Armando Cruz se sienta junto a sus abogados, el Defensor Público Adjunto Thomas Pope y la Defensora Pública Asistente en Jefe Tanya Richard, mientras es sentenciado a cadena perpetua sin libertad condicional.

“Este asesino de niños es una persona cruel, fea y enfermiza que nunca debería volver a ver la luz del día”, escribió.

La cámara de vigilancia de un vecino capturó a Patricia, quien inicialmente se reportó como desaparecida, subiéndose a una camioneta blanca a fines del 1 de julio de 2020. Más tarde se encontraron conversaciones en su cuenta de Instagram entre ella y un hombre que insistía en que lo conociera.

Ese hombre, identificado como Cruz, fue detenido días después en su casa de Inglewood y describió en detalle cómo mató al adolescente, según documentos judiciales. Dirigió a los investigadores al lugar donde dejó su teléfono celular y al sitio de construcción donde arrojó su cuerpo y le prendió fuego.

La hermana de Patricia, Vivianna Alatorre, dijo que la familia se vio obligada a tener un funeral con ataúd cerrado.

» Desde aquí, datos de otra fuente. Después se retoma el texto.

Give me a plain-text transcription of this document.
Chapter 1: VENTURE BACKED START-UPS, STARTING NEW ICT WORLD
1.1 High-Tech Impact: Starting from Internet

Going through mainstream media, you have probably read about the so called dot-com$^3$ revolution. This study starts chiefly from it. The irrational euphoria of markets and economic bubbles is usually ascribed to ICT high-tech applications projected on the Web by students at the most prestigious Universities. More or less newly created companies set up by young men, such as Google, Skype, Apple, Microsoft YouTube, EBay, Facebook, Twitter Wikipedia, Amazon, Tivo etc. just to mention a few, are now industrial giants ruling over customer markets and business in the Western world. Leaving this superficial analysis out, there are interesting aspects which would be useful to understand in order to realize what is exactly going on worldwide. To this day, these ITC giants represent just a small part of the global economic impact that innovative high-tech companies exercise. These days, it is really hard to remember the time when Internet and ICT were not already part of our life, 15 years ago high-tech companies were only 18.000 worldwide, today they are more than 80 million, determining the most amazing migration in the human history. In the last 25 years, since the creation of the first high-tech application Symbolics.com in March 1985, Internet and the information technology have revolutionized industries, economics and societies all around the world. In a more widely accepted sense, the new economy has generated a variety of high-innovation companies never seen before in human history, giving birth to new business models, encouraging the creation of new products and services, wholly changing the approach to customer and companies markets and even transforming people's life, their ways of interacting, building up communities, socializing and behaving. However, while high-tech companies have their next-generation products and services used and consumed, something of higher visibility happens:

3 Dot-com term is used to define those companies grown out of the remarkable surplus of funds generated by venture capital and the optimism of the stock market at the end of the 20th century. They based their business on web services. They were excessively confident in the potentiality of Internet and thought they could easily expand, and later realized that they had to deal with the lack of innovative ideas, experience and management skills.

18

Patricia era su mejor amiga, dijo Vivianna Alatorre al tribunal. Perderla cambió su forma de ver la vida. Su familia tuvo que mudarse y, a menudo, tiene miedo cuando sale de la casa y se pregunta si ella también será asesinada.

“Tener un hermano asesinado me cambió profundamente”, dijo. “Te cambia el alma”.

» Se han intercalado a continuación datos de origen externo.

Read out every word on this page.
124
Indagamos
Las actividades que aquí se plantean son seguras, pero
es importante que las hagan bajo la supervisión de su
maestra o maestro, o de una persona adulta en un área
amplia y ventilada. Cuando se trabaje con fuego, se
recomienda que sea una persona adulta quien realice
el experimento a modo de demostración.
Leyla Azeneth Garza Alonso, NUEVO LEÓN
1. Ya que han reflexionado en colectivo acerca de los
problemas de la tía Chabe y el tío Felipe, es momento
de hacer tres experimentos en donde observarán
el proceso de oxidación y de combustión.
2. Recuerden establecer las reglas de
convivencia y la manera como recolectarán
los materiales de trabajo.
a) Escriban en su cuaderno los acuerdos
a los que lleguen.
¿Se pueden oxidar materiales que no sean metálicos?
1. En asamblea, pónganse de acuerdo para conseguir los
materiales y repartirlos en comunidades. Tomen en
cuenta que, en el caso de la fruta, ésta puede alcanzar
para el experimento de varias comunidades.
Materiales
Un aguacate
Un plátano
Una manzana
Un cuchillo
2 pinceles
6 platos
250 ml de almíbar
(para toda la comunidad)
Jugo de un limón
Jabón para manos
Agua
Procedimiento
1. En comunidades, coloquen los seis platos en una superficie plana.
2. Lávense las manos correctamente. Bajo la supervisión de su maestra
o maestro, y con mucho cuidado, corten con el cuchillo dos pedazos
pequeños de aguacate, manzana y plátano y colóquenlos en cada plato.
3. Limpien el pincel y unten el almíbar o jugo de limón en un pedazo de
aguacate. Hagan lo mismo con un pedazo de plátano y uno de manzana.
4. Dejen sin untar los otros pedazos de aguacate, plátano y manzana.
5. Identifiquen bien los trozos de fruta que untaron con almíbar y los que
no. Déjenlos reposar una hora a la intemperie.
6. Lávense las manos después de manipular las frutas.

Cruz se sentó en silencio, mirando hacia la mesa de la defensa durante la mayor parte de la audiencia.

Posteriormente, Álvarez salió del juzgado con más de una docena de familiares. Se apoyó en una pared del edificio, sollozando.

Se retiró la pena de muerte

La oficina del fiscal de distrito solicitó la pena de muerte contra Cruz, pero accedió a retirarla por declararse culpable de todos los cargos y una sentencia estipulada de cadena perpetua sin libertad condicional.

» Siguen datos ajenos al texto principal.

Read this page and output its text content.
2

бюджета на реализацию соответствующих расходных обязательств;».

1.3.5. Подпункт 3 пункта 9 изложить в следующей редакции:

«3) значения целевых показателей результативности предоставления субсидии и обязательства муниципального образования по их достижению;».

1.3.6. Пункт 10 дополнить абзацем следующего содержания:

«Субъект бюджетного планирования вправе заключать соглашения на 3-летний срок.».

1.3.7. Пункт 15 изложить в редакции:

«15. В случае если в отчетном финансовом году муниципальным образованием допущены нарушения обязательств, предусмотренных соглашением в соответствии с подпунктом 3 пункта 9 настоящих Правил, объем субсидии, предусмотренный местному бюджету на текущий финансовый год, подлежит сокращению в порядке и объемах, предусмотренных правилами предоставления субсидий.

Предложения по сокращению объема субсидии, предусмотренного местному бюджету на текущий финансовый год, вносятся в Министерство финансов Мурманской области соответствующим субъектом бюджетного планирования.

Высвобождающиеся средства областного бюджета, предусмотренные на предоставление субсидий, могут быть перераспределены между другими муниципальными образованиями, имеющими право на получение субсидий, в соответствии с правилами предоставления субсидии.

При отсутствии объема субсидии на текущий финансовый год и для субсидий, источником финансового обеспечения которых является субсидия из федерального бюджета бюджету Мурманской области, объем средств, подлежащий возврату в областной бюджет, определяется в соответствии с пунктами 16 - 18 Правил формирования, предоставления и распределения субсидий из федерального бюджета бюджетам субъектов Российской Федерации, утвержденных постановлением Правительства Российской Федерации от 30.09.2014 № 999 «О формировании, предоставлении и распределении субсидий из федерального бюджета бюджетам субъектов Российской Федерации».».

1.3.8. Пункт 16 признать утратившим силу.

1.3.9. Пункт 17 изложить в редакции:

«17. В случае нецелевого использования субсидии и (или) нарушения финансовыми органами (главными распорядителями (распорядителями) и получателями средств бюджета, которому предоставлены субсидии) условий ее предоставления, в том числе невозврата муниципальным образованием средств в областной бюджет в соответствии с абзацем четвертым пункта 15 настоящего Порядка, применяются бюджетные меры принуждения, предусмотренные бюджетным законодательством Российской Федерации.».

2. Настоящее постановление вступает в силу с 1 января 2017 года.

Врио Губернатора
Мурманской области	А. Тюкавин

La fiscal Christine Antonios dijo que Cruz cometió un crimen “increíblemente horrible”.

“Es inimaginable lo que hizo en este caso”, dijo.

Pero la oficina del fiscal, como lo hace con todos los casos elegibles para muerte, considera una variedad de factores antes de proceder al juicio, dijo Antonios. Cuando surgió la opción de que Cruz se declarara culpable, pareció la mejor resolución, dijo.

Se consultó a la familia Alatorre, dijo, pero en última instancia, la decisión recae en los fiscales.

Entre los factores considerados estaban el dolor que experimentarían la familia y los testigos durante el testimonio, dijo Antonios, y la moratoria actual sobre la pena de muerte bajo el gobernador Gavin Newsom.

Ningún preso en California ha sido ejecutado desde 2006.

Los abogados de Cruz, la Defensora Pública Asistente en Jefe Tanya Richard y el Defensor Público Adjunto Thomas Pope, se negaron a comentar.

Cruz poseía más de 600 imágenes de pornografía infantil, incluidas 10 o más imágenes de un menor de 12 años, según documentos judiciales.

Antonios dijo que parte de la pornografía infantil no estaba relacionada con este caso. Según documentos judiciales, Cruz atrajo a Patricia a su camioneta en parte amenazándola con publicar fotos inapropiadas de ella en línea.

Tyson McCoy, un segundo fiscal del caso, dijo que no entraría en detalles por respeto a la familia de Patricia, pero la evidencia mostró que Cruz usó tácticas a través de las redes sociales para preparar a la adolescente, algo que dijo que no es poco común.

“La realidad es que Internet es un lugar peligroso”, dijo McCoy.